Last Updated: Mon Nov 01, 2010 19:42 pm (KSA) 16:42 pm (GMT)

UK Muslim minister held for explosives in U.S.

In U.S. for dicussions with Dept of Homeland Security, which later detained him (File)
In U.S. for dicussions with Dept of Homeland Security, which later detained him (File)

Britain's first Muslim government minister said he was "deeply disappointed" Monday after his luggage was searched for explosives at a United States airport as he returned from official talks.

International Development Minister Shahid Malik was detained for about 40 minutes at Washington Dulles airport Sunday by the Department of Homeland Security after meeting officials from the same department to discuss terrorism.

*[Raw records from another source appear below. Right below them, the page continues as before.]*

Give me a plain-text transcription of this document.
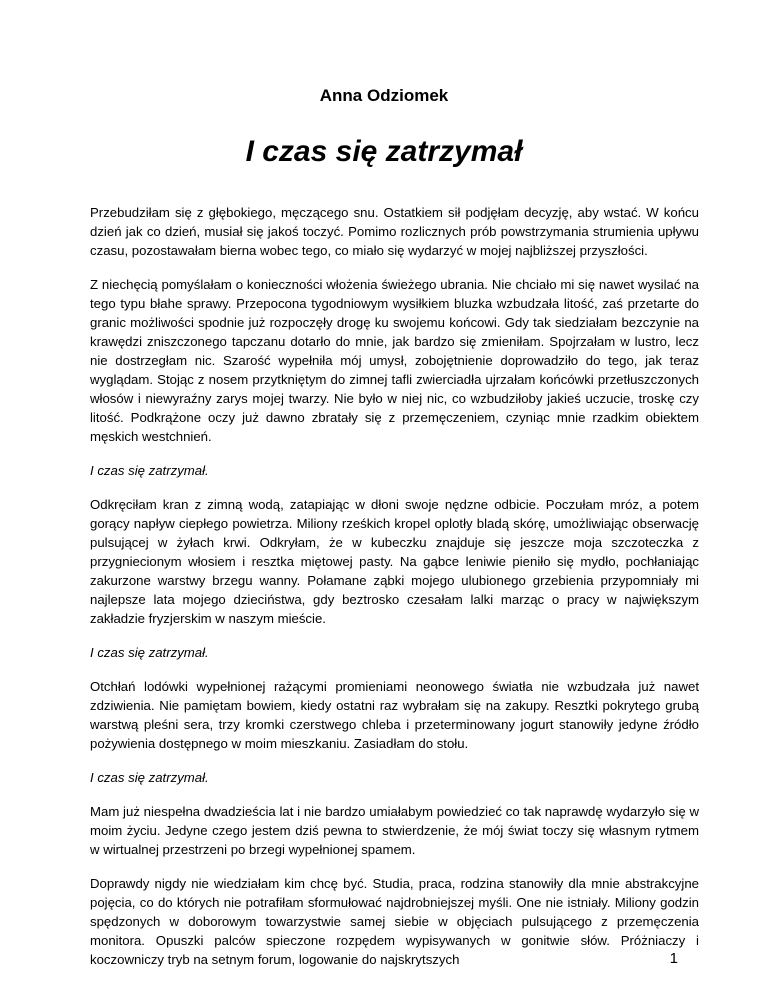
Anna Odziomek
I czas się zatrzymał

Przebudziłam się z głębokiego, męczącego snu. Ostatkiem sił podjęłam decyzję, aby wstać. W końcu dzień jak co dzień, musiał się jakoś toczyć. Pomimo rozlicznych prób powstrzymania strumienia upływu czasu, pozostawałam bierna wobec tego, co miało się wydarzyć w mojej najbliższej przyszłości.

Z niechęcią pomyślałam o konieczności włożenia świeżego ubrania. Nie chciało mi się nawet wysilać na tego typu błahe sprawy. Przepocona tygodniowym wysiłkiem bluzka wzbudzała litość, zaś przetarte do granic możliwości spodnie już rozpoczęły drogę ku swojemu końcowi. Gdy tak siedziałam bezczynie na krawędzi zniszczonego tapczanu dotarło do mnie, jak bardzo się zmieniłam. Spojrzałam w lustro, lecz nie dostrzegłam nic. Szarość wypełniła mój umysł, zobojętnienie doprowadziło do tego, jak teraz wyglądam. Stojąc z nosem przytkniętym do zimnej tafli zwierciadła ujrzałam końcówki przetłuszczonych włosów i niewyraźny zarys mojej twarzy. Nie było w niej nic, co wzbudziłoby jakieś uczucie, troskę czy litość. Podkrążone oczy już dawno zbratały się z przemęczeniem, czyniąc mnie rzadkim obiektem męskich westchnień.

I czas się zatrzymał.

Odkręciłam kran z zimną wodą, zatapiając w dłoni swoje nędzne odbicie. Poczułam mróz, a potem gorący napływ ciepłego powietrza. Miliony rześkich kropel oplotły bladą skórę, umożliwiając obserwację pulsującej w żyłach krwi. Odkryłam, że w kubeczku znajduje się jeszcze moja szczoteczka z przygniecionym włosiem i resztka miętowej pasty. Na gąbce leniwie pieniło się mydło, pochłaniając zakurzone warstwy brzegu wanny. Połamane ząbki mojego ulubionego grzebienia przypomniały mi najlepsze lata mojego dzieciństwa, gdy beztrosko czesałam lalki marząc o pracy w największym zakładzie fryzjerskim w naszym mieście.

I czas się zatrzymał.

Otchłań lodówki wypełnionej rażącymi promieniami neonowego światła nie wzbudzała już nawet zdziwienia. Nie pamiętam bowiem, kiedy ostatni raz wybrałam się na zakupy. Resztki pokrytego grubą warstwą pleśni sera, trzy kromki czerstwego chleba i przeterminowany jogurt stanowiły jedyne źródło pożywienia dostępnego w moim mieszkaniu. Zasiadłam do stołu.

I czas się zatrzymał.

Mam już niespełna dwadzieścia lat i nie bardzo umiałabym powiedzieć co tak naprawdę wydarzyło się w moim życiu. Jedyne czego jestem dziś pewna to stwierdzenie, że mój świat toczy się własnym rytmem w wirtualnej przestrzeni po brzegi wypełnionej spamem.

Doprawdy nigdy nie wiedziałam kim chcę być. Studia, praca, rodzina stanowiły dla mnie abstrakcyjne pojęcia, co do których nie potrafiłam sformułować najdrobniejszej myśli. One nie istniały. Miliony godzin spędzonych w doborowym towarzystwie samej siebie w objęciach pulsującego z przemęczenia monitora. Opuszki palców spieczone rozpędem wypisywanych w gonitwie słów. Próżniaczy i koczowniczy tryb na setnym forum, logowanie do najskrytszych	1
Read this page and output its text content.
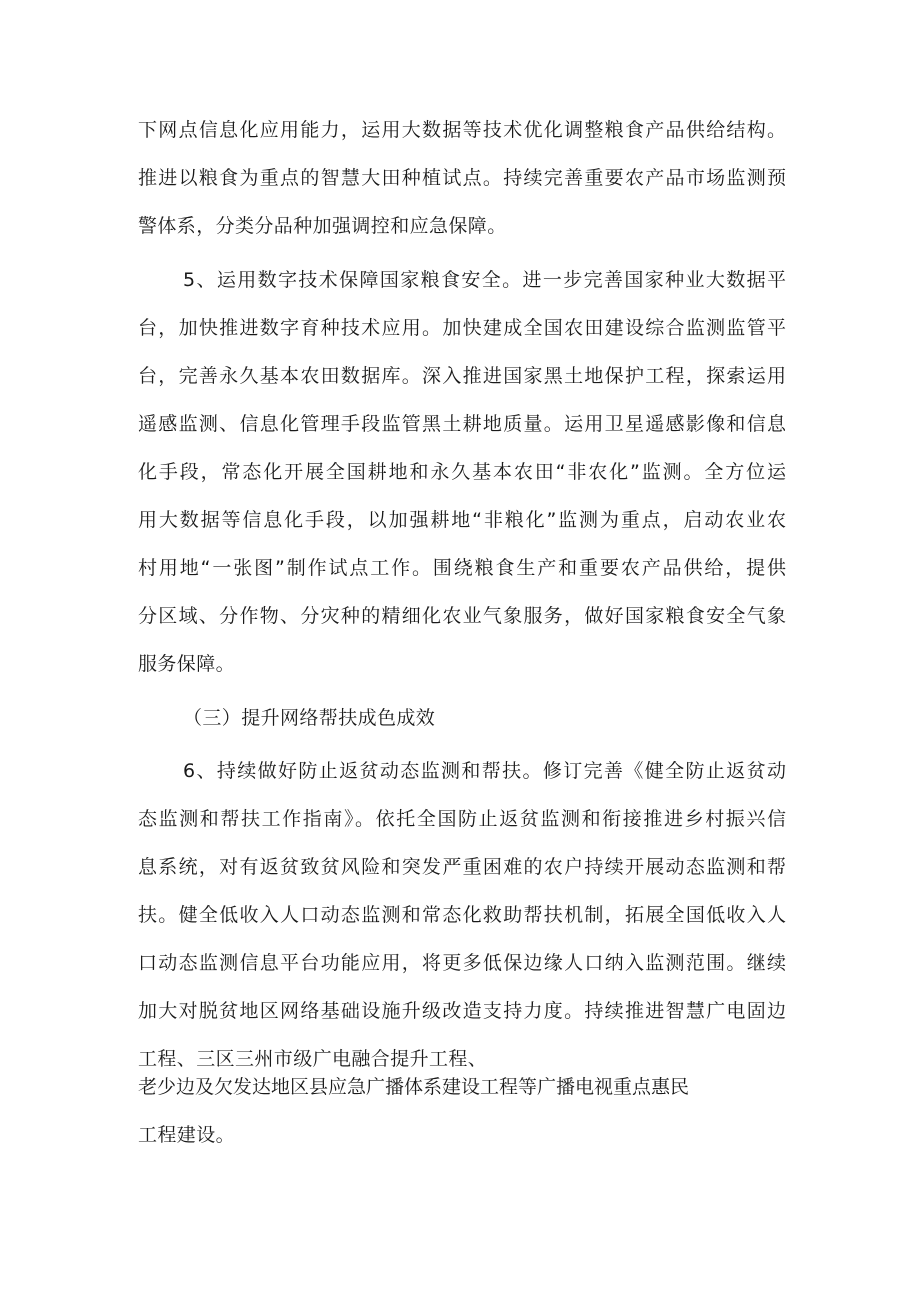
下网点信息化应用能力，运用大数据等技术优化调整粮食产品供给结构。
推进以粮食为重点的智慧大田种植试点。持续完善重要农产品市场监测预
警体系，分类分品种加强调控和应急保障。
5、运用数字技术保障国家粮食安全。进一步完善国家种业大数据平
台，加快推进数字育种技术应用。加快建成全国农田建设综合监测监管平
台，完善永久基本农田数据库。深入推进国家黑土地保护工程，探索运用
遥感监测、信息化管理手段监管黑土耕地质量。运用卫星遥感影像和信息
化手段，常态化开展全国耕地和永久基本农田“非农化”监测。全方位运
用大数据等信息化手段，以加强耕地“非粮化”监测为重点，启动农业农
村用地“一张图”制作试点工作。围绕粮食生产和重要农产品供给，提供
分区域、分作物、分灾种的精细化农业气象服务，做好国家粮食安全气象
服务保障。
（三）提升网络帮扶成色成效
6、持续做好防止返贫动态监测和帮扶。修订完善《健全防止返贫动
态监测和帮扶工作指南》。依托全国防止返贫监测和衔接推进乡村振兴信
息系统，对有返贫致贫风险和突发严重困难的农户持续开展动态监测和帮
扶。健全低收入人口动态监测和常态化救助帮扶机制，拓展全国低收入人
口动态监测信息平台功能应用，将更多低保边缘人口纳入监测范围。继续
加大对脱贫地区网络基础设施升级改造支持力度。持续推进智慧广电固边
工程、三区三州市级广电融合提升工程、
老少边及欠发达地区县应急广播体系建设工程等广播电视重点惠民
工程建设。
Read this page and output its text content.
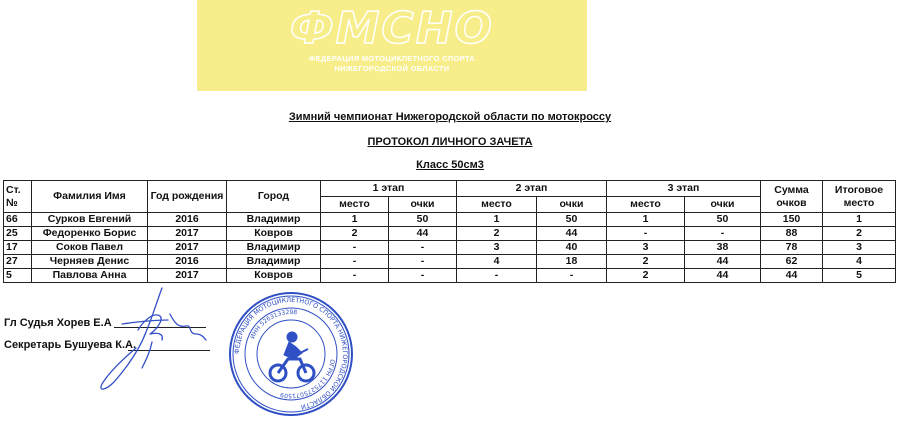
ФМСНО
ФЕДЕРАЦИЯ МОТОЦИКЛЕТНОГО СПОРТА
НИЖЕГОРОДСКОЙ ОБЛАСТИ
Зимний чемпионат Нижегородской области по мотокроссу
ПРОТОКОЛ ЛИЧНОГО ЗАЧЕТА
Класс 50см3
Ст. №	Фамилия Имя	Год рождения	Город	1 этап		2 этап		3 этап		Сумма очков	Итоговое место
				место	очки	место	очки	место	очки		
66	Сурков Евгений	2016	Владимир	1	50	1	50	1	50	150	1
25	Федоренко Борис	2017	Ковров	2	44	2	44	-	-	88	2
17	Соков Павел	2017	Владимир	-	-	3	40	3	38	78	3
27	Черняев Денис	2016	Владимир	-	-	4	18	2	44	62	4
5	Павлова Анна	2017	Ковров	-	-	-	-	2	44	44	5
Гл Судья Хорев Е.А
Секретарь Бушуева К.А.
ФЕДЕРАЦИЯ МОТОЦИКЛЕТНОГО СПОРТА НИЖЕГОРОДСКОЙ ОБЛАСТИ
ИНН 5263133298
ОГРН 1175275071509
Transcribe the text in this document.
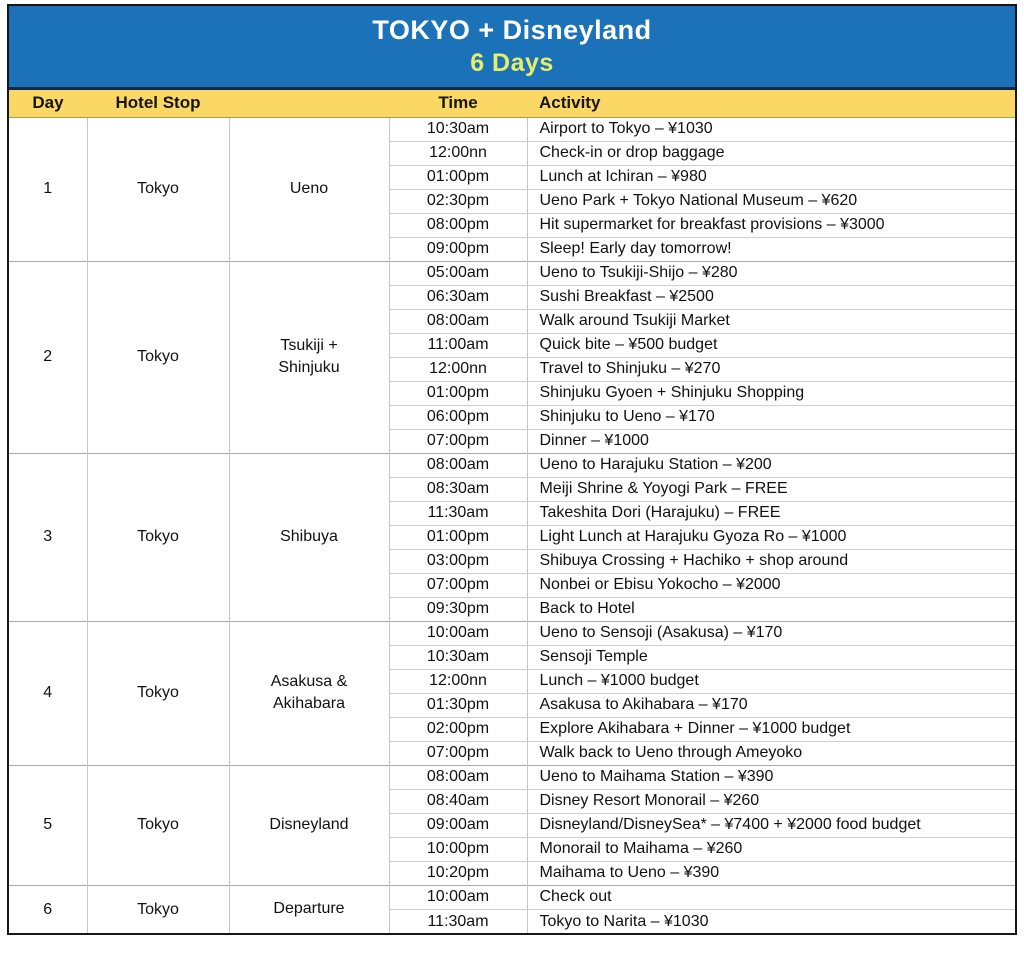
TOKYO + Disneyland
6 Days
Day	Hotel Stop		Time	Activity
1	Tokyo	Ueno	10:30am	Airport to Tokyo – ¥1030
			12:00nn	Check-in or drop baggage
			01:00pm	Lunch at Ichiran – ¥980
			02:30pm	Ueno Park + Tokyo National Museum – ¥620
			08:00pm	Hit supermarket for breakfast provisions – ¥3000
			09:00pm	Sleep! Early day tomorrow!
2	Tokyo	Tsukiji + Shinjuku	05:00am	Ueno to Tsukiji-Shijo – ¥280
			06:30am	Sushi Breakfast – ¥2500
			08:00am	Walk around Tsukiji Market
			11:00am	Quick bite – ¥500 budget
			12:00nn	Travel to Shinjuku – ¥270
			01:00pm	Shinjuku Gyoen + Shinjuku Shopping
			06:00pm	Shinjuku to Ueno – ¥170
			07:00pm	Dinner – ¥1000
3	Tokyo	Shibuya	08:00am	Ueno to Harajuku Station – ¥200
			08:30am	Meiji Shrine & Yoyogi Park – FREE
			11:30am	Takeshita Dori (Harajuku) – FREE
			01:00pm	Light Lunch at Harajuku Gyoza Ro – ¥1000
			03:00pm	Shibuya Crossing + Hachiko + shop around
			07:00pm	Nonbei or Ebisu Yokocho – ¥2000
			09:30pm	Back to Hotel
4	Tokyo	Asakusa & Akihabara	10:00am	Ueno to Sensoji (Asakusa) – ¥170
			10:30am	Sensoji Temple
			12:00nn	Lunch – ¥1000 budget
			01:30pm	Asakusa to Akihabara – ¥170
			02:00pm	Explore Akihabara + Dinner – ¥1000 budget
			07:00pm	Walk back to Ueno through Ameyoko
5	Tokyo	Disneyland	08:00am	Ueno to Maihama Station – ¥390
			08:40am	Disney Resort Monorail – ¥260
			09:00am	Disneyland/DisneySea* – ¥7400 + ¥2000 food budget
			10:00pm	Monorail to Maihama – ¥260
			10:20pm	Maihama to Ueno – ¥390
6	Tokyo	Departure	10:00am	Check out
			11:30am	Tokyo to Narita – ¥1030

"I am deeply disappointed," he said.

"I really do believe that British ministers and parliamentarians should be afforded the same respect and dignity at USA airports that we would bestow upon our colleagues in the Senate and Congress."

"Obviously, there was no malice involved but it has to be said that the USA system does not inspire confidence."

Malik, who said the same thing happened to him last year at JFK airport in New York, added that he had received apologies from the U.S. authorities following the incident.

He said he was stopped along with two other Muslims -- "the other two were black Muslims, both with Muslim names," he said.

Malik, 39, was elected as a lawmaker in 2005 and became a minister in Prime Minister Gordon Brown's government in June.

Prophet's image

Meanwhile an affiliate group of the 57-nation Organization of the Islamic Conference on Monday condemned the extreme-right Danish People's Party decision (PPD) to use the Prophet Mohammed's image in its electoral campaign.

The OIC Observatory on Islamophobia denounced the decision in a statement from its Jeddah headquarters as "irresponsible, especially as it is emanating from a political party with the sole aim of inflaming hatred against a sector of the citizens of Denmark."

The PPD said on Thursday that it had created an image of Mohammed for its campaign material to illustrate the Danish value of freedom of expression.

The likeness shows a man's head wearing a turban, but it is not a cartoon.

The party made its selection as a way to explain that the crisis that hit Denmark in 2005 after a Danish daily published a satirical Mohammed cartoon was "an incident that threatened the Danish value" of freedom of expression.

The incident sparked anger throughout the Muslim world.

The 400-year-old Mohammed image chosen by the party is not controversial, PPD spokesman Kim Eskildsen said on Thursday a day after Danish Prime Minister Anders Fogh Rasmussen called legislative elections for November 13.